MAE SAI, Thailand — The mission to save 12 boys and their soccer coach missing for six days in a flooded cave complex in northern Thailand experienced a setback on Friday when at least three rescuers near the entrance appeared to suffer electric shocks.
The incident most probably caused by jerry-rigged electrical lines fed into the caverns to power lights and pumps. Journalists saw workers run out of the cave shouting that some rescuers had been injured and to shut off the electricity immediately.
Ambulances quickly arrived and witnesses saw three men being carried to them on stretchers. Police said their injuries were minor and the men were in stable condition.
Chiang Rai province Gov. Narongsak Osatanakorn, however, later said the incident was a misunderstanding, and all that had happened was that a worker had fainted from exhaustion after long hours without eating. There was no immediate explanation of the discrepancy in explanations.
The governor has come under criticism that he has mismanaged the rescue effort.
Thailand's prime minister also visited the cave on Friday and urged relatives not to give up hope.
"There has to be faith. Faith makes everything a success," Prime Minister Prayuth Chan-ocha, the country's military ruler, told families waiting outside the cave. "Faith in the actions of officials. Faith in our children who are strong and vigorous. Everything will go back to normal."
The boys, aged 11 to 16, and their coach entered the sprawling Tham Luang Nang Non cave after a soccer game on Saturday afternoon, but near-constant rains since then have thwarted the search for them.

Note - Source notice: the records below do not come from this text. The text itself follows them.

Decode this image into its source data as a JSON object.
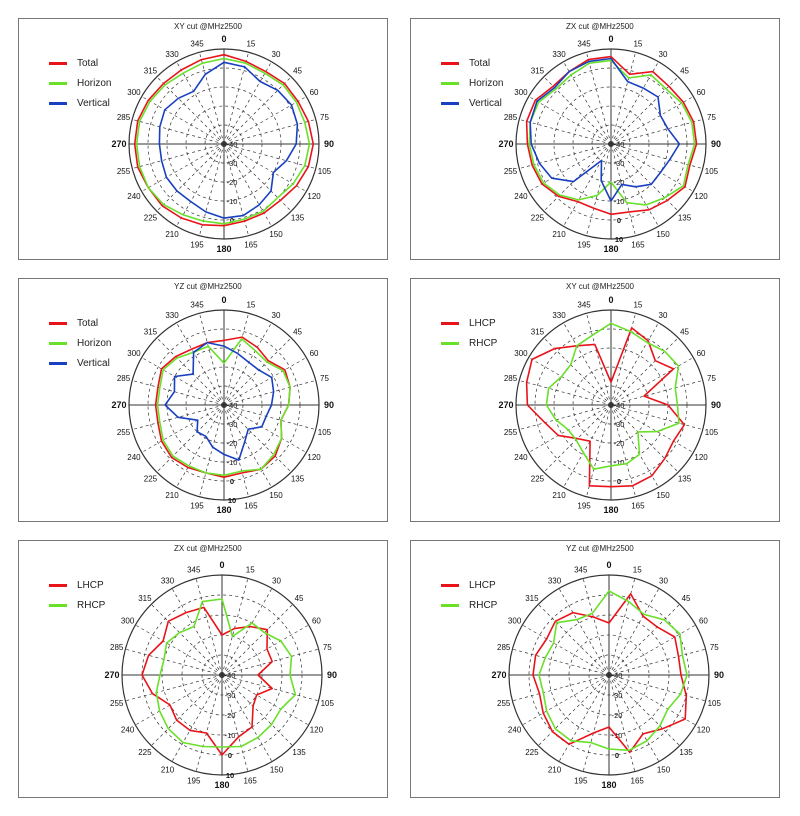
{
  "colors": {
    "total": "#e8141a",
    "horizon": "#6ae02a",
    "vertical": "#1840c0",
    "lhcp": "#e8141a",
    "rhcp": "#6ae02a",
    "grid": "#333333",
    "frame": "#777777"
  },
  "chart_data": [
    {
      "type": "polar-line",
      "title": "XY cut @MHz2500",
      "angle_labels": [
        "0",
        "15",
        "30",
        "45",
        "60",
        "75",
        "90",
        "105",
        "120",
        "135",
        "150",
        "165",
        "180",
        "195",
        "210",
        "225",
        "240",
        "255",
        "270",
        "285",
        "300",
        "315",
        "330",
        "345"
      ],
      "radial_labels": [
        "-40",
        "-30",
        "-20",
        "-10",
        "0"
      ],
      "rlim": [
        -40,
        10
      ],
      "angles": [
        0,
        15,
        30,
        45,
        60,
        75,
        90,
        105,
        120,
        135,
        150,
        165,
        180,
        195,
        210,
        225,
        240,
        255,
        270,
        285,
        300,
        315,
        330,
        345
      ],
      "series": [
        {
          "name": "Total",
          "color": "#e8141a",
          "values": [
            7,
            5,
            4,
            5,
            5,
            6,
            7,
            6,
            4,
            2,
            2,
            2,
            3,
            4,
            5,
            6,
            6,
            7,
            7,
            7,
            6,
            5,
            5,
            6
          ]
        },
        {
          "name": "Horizon",
          "color": "#6ae02a",
          "values": [
            5,
            4,
            3,
            4,
            4,
            4,
            5,
            4,
            2,
            0,
            1,
            1,
            2,
            2,
            3,
            5,
            6,
            6,
            6,
            6,
            5,
            4,
            3,
            4
          ]
        },
        {
          "name": "Vertical",
          "color": "#1840c0",
          "values": [
            3,
            2,
            -2,
            0,
            1,
            0,
            -2,
            -6,
            -10,
            -5,
            -3,
            -1,
            -1,
            -3,
            -5,
            -5,
            -5,
            -6,
            -6,
            -5,
            -4,
            -6,
            -8,
            -2
          ]
        }
      ]
    },
    {
      "type": "polar-line",
      "title": "ZX cut @MHz2500",
      "angle_labels": [
        "0",
        "15",
        "30",
        "45",
        "60",
        "75",
        "90",
        "105",
        "120",
        "135",
        "150",
        "165",
        "180",
        "195",
        "210",
        "225",
        "240",
        "255",
        "270",
        "285",
        "300",
        "315",
        "330",
        "345"
      ],
      "radial_labels": [
        "-40",
        "-30",
        "-20",
        "-10",
        "0",
        "10"
      ],
      "rlim": [
        -40,
        10
      ],
      "angles": [
        0,
        15,
        30,
        45,
        60,
        75,
        90,
        105,
        120,
        135,
        150,
        165,
        180,
        195,
        210,
        225,
        240,
        255,
        270,
        285,
        300,
        315,
        330,
        345
      ],
      "series": [
        {
          "name": "Total",
          "color": "#e8141a",
          "values": [
            6,
            -2,
            4,
            3,
            4,
            5,
            5,
            3,
            5,
            2,
            0,
            -3,
            -3,
            -5,
            -5,
            -1,
            2,
            3,
            4,
            6,
            6,
            3,
            4,
            6
          ]
        },
        {
          "name": "Horizon",
          "color": "#6ae02a",
          "values": [
            4,
            -4,
            2,
            1,
            3,
            4,
            4,
            2,
            4,
            0,
            -3,
            -8,
            -20,
            -12,
            -6,
            -2,
            1,
            2,
            3,
            4,
            4,
            1,
            2,
            4
          ]
        },
        {
          "name": "Vertical",
          "color": "#1840c0",
          "values": [
            5,
            -6,
            -6,
            -5,
            -10,
            -9,
            -4,
            -8,
            -10,
            -10,
            -14,
            -18,
            -10,
            -20,
            -30,
            -12,
            -4,
            -1,
            2,
            4,
            5,
            2,
            4,
            5
          ]
        }
      ]
    },
    {
      "type": "polar-line",
      "title": "YZ cut @MHz2500",
      "angle_labels": [
        "0",
        "15",
        "30",
        "45",
        "60",
        "75",
        "90",
        "105",
        "120",
        "135",
        "150",
        "165",
        "180",
        "195",
        "210",
        "225",
        "240",
        "255",
        "270",
        "285",
        "300",
        "315",
        "330",
        "345"
      ],
      "radial_labels": [
        "-40",
        "-30",
        "-20",
        "-10",
        "0",
        "10"
      ],
      "rlim": [
        -40,
        10
      ],
      "angles": [
        0,
        15,
        30,
        45,
        60,
        75,
        90,
        105,
        120,
        135,
        150,
        165,
        180,
        195,
        210,
        225,
        240,
        255,
        270,
        285,
        300,
        315,
        330,
        345
      ],
      "series": [
        {
          "name": "Total",
          "color": "#e8141a",
          "values": [
            -6,
            -3,
            -5,
            -7,
            -3,
            -4,
            -6,
            -9,
            -5,
            -2,
            -1,
            -3,
            -2,
            -3,
            -2,
            -1,
            -2,
            -4,
            -4,
            -4,
            -2,
            -4,
            -6,
            -6
          ]
        },
        {
          "name": "Horizon",
          "color": "#6ae02a",
          "values": [
            -18,
            -4,
            -7,
            -8,
            -4,
            -4,
            -6,
            -9,
            -5,
            -3,
            -1,
            -4,
            -3,
            -3,
            -3,
            -2,
            -3,
            -5,
            -5,
            -5,
            -3,
            -5,
            -8,
            -8
          ]
        },
        {
          "name": "Vertical",
          "color": "#1840c0",
          "values": [
            -9,
            -12,
            -14,
            -14,
            -11,
            -13,
            -15,
            -17,
            -17,
            -22,
            -18,
            -10,
            -14,
            -17,
            -21,
            -20,
            -24,
            -15,
            -9,
            -13,
            -10,
            -17,
            -8,
            -6
          ]
        }
      ]
    },
    {
      "type": "polar-line",
      "title": "XY cut @MHz2500",
      "angle_labels": [
        "0",
        "15",
        "30",
        "45",
        "60",
        "75",
        "90",
        "105",
        "120",
        "135",
        "150",
        "165",
        "180",
        "195",
        "210",
        "225",
        "240",
        "255",
        "270",
        "285",
        "300",
        "315",
        "330",
        "345"
      ],
      "radial_labels": [
        "-40",
        "-30",
        "-20",
        "-10",
        "0"
      ],
      "rlim": [
        -40,
        10
      ],
      "angles": [
        0,
        15,
        30,
        45,
        60,
        75,
        90,
        105,
        120,
        135,
        150,
        165,
        180,
        195,
        210,
        225,
        240,
        255,
        270,
        285,
        300,
        315,
        330,
        345
      ],
      "series": [
        {
          "name": "LHCP",
          "color": "#e8141a",
          "values": [
            -28,
            2,
            -1,
            -7,
            -2,
            -22,
            -10,
            0,
            -2,
            0,
            3,
            4,
            3,
            4,
            -18,
            -15,
            -8,
            -4,
            4,
            6,
            8,
            2,
            -4,
            -7
          ]
        },
        {
          "name": "RHCP",
          "color": "#6ae02a",
          "values": [
            3,
            0,
            -2,
            0,
            1,
            -5,
            -5,
            -3,
            -12,
            -20,
            -10,
            -8,
            -8,
            -5,
            -11,
            -14,
            -14,
            -10,
            -6,
            -6,
            -10,
            -10,
            -4,
            -2
          ]
        }
      ]
    },
    {
      "type": "polar-line",
      "title": "ZX cut @MHz2500",
      "angle_labels": [
        "0",
        "15",
        "30",
        "45",
        "60",
        "75",
        "90",
        "105",
        "120",
        "135",
        "150",
        "165",
        "180",
        "195",
        "210",
        "225",
        "240",
        "255",
        "270",
        "285",
        "300",
        "315",
        "330",
        "345"
      ],
      "radial_labels": [
        "-40",
        "-30",
        "-20",
        "-10",
        "0",
        "10"
      ],
      "rlim": [
        -40,
        10
      ],
      "angles": [
        0,
        15,
        30,
        45,
        60,
        75,
        90,
        105,
        120,
        135,
        150,
        165,
        180,
        195,
        210,
        225,
        240,
        255,
        270,
        285,
        300,
        315,
        330,
        345
      ],
      "series": [
        {
          "name": "LHCP",
          "color": "#e8141a",
          "values": [
            -20,
            -16,
            -12,
            -8,
            -14,
            -14,
            -22,
            -14,
            -20,
            -18,
            -10,
            -8,
            0,
            -10,
            -8,
            -8,
            -10,
            -4,
            0,
            -2,
            -6,
            -2,
            -4,
            -5
          ]
        },
        {
          "name": "RHCP",
          "color": "#6ae02a",
          "values": [
            -2,
            -20,
            -10,
            -10,
            -6,
            -4,
            -6,
            -2,
            -6,
            -5,
            -4,
            -3,
            -4,
            -3,
            -1,
            -2,
            -4,
            -6,
            -9,
            -10,
            -8,
            -10,
            -12,
            -2
          ]
        }
      ]
    },
    {
      "type": "polar-line",
      "title": "YZ cut @MHz2500",
      "angle_labels": [
        "0",
        "15",
        "30",
        "45",
        "60",
        "75",
        "90",
        "105",
        "120",
        "135",
        "150",
        "165",
        "180",
        "195",
        "210",
        "225",
        "240",
        "255",
        "270",
        "285",
        "300",
        "315",
        "330",
        "345"
      ],
      "radial_labels": [
        "-40",
        "-30",
        "-20",
        "-10",
        "0"
      ],
      "rlim": [
        -40,
        10
      ],
      "angles": [
        0,
        15,
        30,
        45,
        60,
        75,
        90,
        105,
        120,
        135,
        150,
        165,
        180,
        195,
        210,
        225,
        240,
        255,
        270,
        285,
        300,
        315,
        330,
        345
      ],
      "series": [
        {
          "name": "LHCP",
          "color": "#e8141a",
          "values": [
            -14,
            2,
            -6,
            -6,
            -2,
            -4,
            -4,
            0,
            4,
            -2,
            -6,
            0,
            -14,
            -10,
            0,
            0,
            -2,
            -4,
            -2,
            -2,
            -4,
            -2,
            -4,
            -10
          ]
        },
        {
          "name": "RHCP",
          "color": "#6ae02a",
          "values": [
            2,
            -2,
            -5,
            -1,
            1,
            -2,
            -1,
            -3,
            -6,
            -4,
            -2,
            -1,
            -3,
            -5,
            -2,
            -2,
            -4,
            -6,
            -5,
            -7,
            -8,
            -3,
            -8,
            -8
          ]
        }
      ]
    }
  ]
}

Authorities have nevertheless expressed hope the group has found a dry place within the cave to wait, and that they are healthy enough to stay alive.

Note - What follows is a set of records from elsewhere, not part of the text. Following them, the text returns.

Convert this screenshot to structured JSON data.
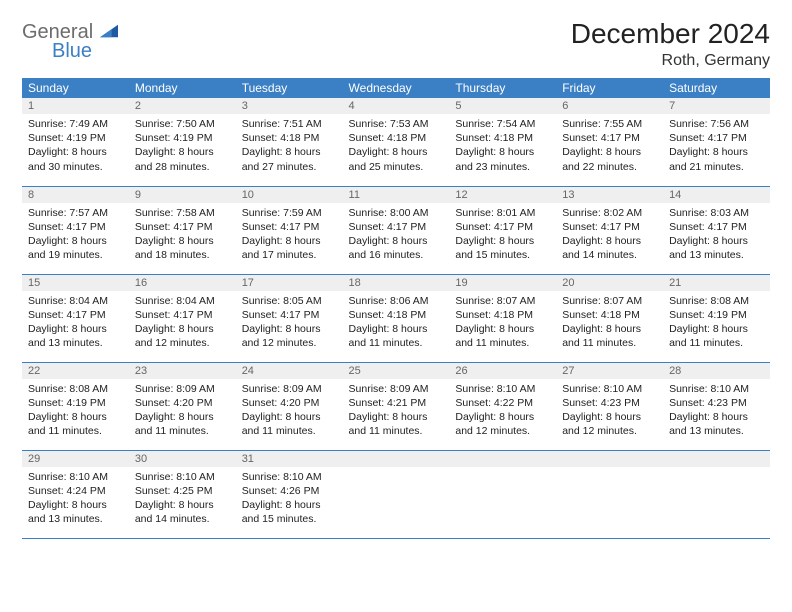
{
  "logo": {
    "text1": "General",
    "text2": "Blue"
  },
  "title": "December 2024",
  "location": "Roth, Germany",
  "colors": {
    "header_bg": "#3b7fc4",
    "header_fg": "#ffffff",
    "daynum_bg": "#efefef",
    "daynum_fg": "#666666",
    "rule": "#3b7fc4",
    "logo_grey": "#6c6c6c",
    "logo_blue": "#3b7fc4"
  },
  "typography": {
    "title_fontsize": 28,
    "location_fontsize": 16,
    "dayheader_fontsize": 12,
    "daynum_fontsize": 11,
    "body_fontsize": 10.5
  },
  "day_headers": [
    "Sunday",
    "Monday",
    "Tuesday",
    "Wednesday",
    "Thursday",
    "Friday",
    "Saturday"
  ],
  "weeks": [
    [
      {
        "n": "1",
        "sunrise": "7:49 AM",
        "sunset": "4:19 PM",
        "daylight": "8 hours and 30 minutes."
      },
      {
        "n": "2",
        "sunrise": "7:50 AM",
        "sunset": "4:19 PM",
        "daylight": "8 hours and 28 minutes."
      },
      {
        "n": "3",
        "sunrise": "7:51 AM",
        "sunset": "4:18 PM",
        "daylight": "8 hours and 27 minutes."
      },
      {
        "n": "4",
        "sunrise": "7:53 AM",
        "sunset": "4:18 PM",
        "daylight": "8 hours and 25 minutes."
      },
      {
        "n": "5",
        "sunrise": "7:54 AM",
        "sunset": "4:18 PM",
        "daylight": "8 hours and 23 minutes."
      },
      {
        "n": "6",
        "sunrise": "7:55 AM",
        "sunset": "4:17 PM",
        "daylight": "8 hours and 22 minutes."
      },
      {
        "n": "7",
        "sunrise": "7:56 AM",
        "sunset": "4:17 PM",
        "daylight": "8 hours and 21 minutes."
      }
    ],
    [
      {
        "n": "8",
        "sunrise": "7:57 AM",
        "sunset": "4:17 PM",
        "daylight": "8 hours and 19 minutes."
      },
      {
        "n": "9",
        "sunrise": "7:58 AM",
        "sunset": "4:17 PM",
        "daylight": "8 hours and 18 minutes."
      },
      {
        "n": "10",
        "sunrise": "7:59 AM",
        "sunset": "4:17 PM",
        "daylight": "8 hours and 17 minutes."
      },
      {
        "n": "11",
        "sunrise": "8:00 AM",
        "sunset": "4:17 PM",
        "daylight": "8 hours and 16 minutes."
      },
      {
        "n": "12",
        "sunrise": "8:01 AM",
        "sunset": "4:17 PM",
        "daylight": "8 hours and 15 minutes."
      },
      {
        "n": "13",
        "sunrise": "8:02 AM",
        "sunset": "4:17 PM",
        "daylight": "8 hours and 14 minutes."
      },
      {
        "n": "14",
        "sunrise": "8:03 AM",
        "sunset": "4:17 PM",
        "daylight": "8 hours and 13 minutes."
      }
    ],
    [
      {
        "n": "15",
        "sunrise": "8:04 AM",
        "sunset": "4:17 PM",
        "daylight": "8 hours and 13 minutes."
      },
      {
        "n": "16",
        "sunrise": "8:04 AM",
        "sunset": "4:17 PM",
        "daylight": "8 hours and 12 minutes."
      },
      {
        "n": "17",
        "sunrise": "8:05 AM",
        "sunset": "4:17 PM",
        "daylight": "8 hours and 12 minutes."
      },
      {
        "n": "18",
        "sunrise": "8:06 AM",
        "sunset": "4:18 PM",
        "daylight": "8 hours and 11 minutes."
      },
      {
        "n": "19",
        "sunrise": "8:07 AM",
        "sunset": "4:18 PM",
        "daylight": "8 hours and 11 minutes."
      },
      {
        "n": "20",
        "sunrise": "8:07 AM",
        "sunset": "4:18 PM",
        "daylight": "8 hours and 11 minutes."
      },
      {
        "n": "21",
        "sunrise": "8:08 AM",
        "sunset": "4:19 PM",
        "daylight": "8 hours and 11 minutes."
      }
    ],
    [
      {
        "n": "22",
        "sunrise": "8:08 AM",
        "sunset": "4:19 PM",
        "daylight": "8 hours and 11 minutes."
      },
      {
        "n": "23",
        "sunrise": "8:09 AM",
        "sunset": "4:20 PM",
        "daylight": "8 hours and 11 minutes."
      },
      {
        "n": "24",
        "sunrise": "8:09 AM",
        "sunset": "4:20 PM",
        "daylight": "8 hours and 11 minutes."
      },
      {
        "n": "25",
        "sunrise": "8:09 AM",
        "sunset": "4:21 PM",
        "daylight": "8 hours and 11 minutes."
      },
      {
        "n": "26",
        "sunrise": "8:10 AM",
        "sunset": "4:22 PM",
        "daylight": "8 hours and 12 minutes."
      },
      {
        "n": "27",
        "sunrise": "8:10 AM",
        "sunset": "4:23 PM",
        "daylight": "8 hours and 12 minutes."
      },
      {
        "n": "28",
        "sunrise": "8:10 AM",
        "sunset": "4:23 PM",
        "daylight": "8 hours and 13 minutes."
      }
    ],
    [
      {
        "n": "29",
        "sunrise": "8:10 AM",
        "sunset": "4:24 PM",
        "daylight": "8 hours and 13 minutes."
      },
      {
        "n": "30",
        "sunrise": "8:10 AM",
        "sunset": "4:25 PM",
        "daylight": "8 hours and 14 minutes."
      },
      {
        "n": "31",
        "sunrise": "8:10 AM",
        "sunset": "4:26 PM",
        "daylight": "8 hours and 15 minutes."
      },
      {
        "empty": true
      },
      {
        "empty": true
      },
      {
        "empty": true
      },
      {
        "empty": true
      }
    ]
  ],
  "labels": {
    "sunrise": "Sunrise:",
    "sunset": "Sunset:",
    "daylight": "Daylight:"
  }
}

Muddy floodwaters reached near the cave's entrance Friday despite days of efforts to drain the water. Rescuers kept working outside, trying to find hidden shafts in the green mountainside to access the cave complex.
Rescuers are working to drill wells in hopes of draining the water, which could allow divers to advance into flooded passages. Despite the hard work, progress has been fitful at best, with no guarantee the water will soon recede with months left in Thailand's rainy season.
Gov. Narongsak thanked people in Thailand and abroad for their support, including a U.S. military rescue team and U.K. cave divers.
"We will keep our effort up no matter how tired we are," he said.
He said Thai navy SEAL divers had been able to work underwater Thursday but would not elaborate on their progress.
The divers have oxygen tanks but still must have enough space between the water and the cave ceiling to surface for air and to ensure their safety in the muddy waters that fill rocky passages, some so tight the divers must bend their bodies to advance through them.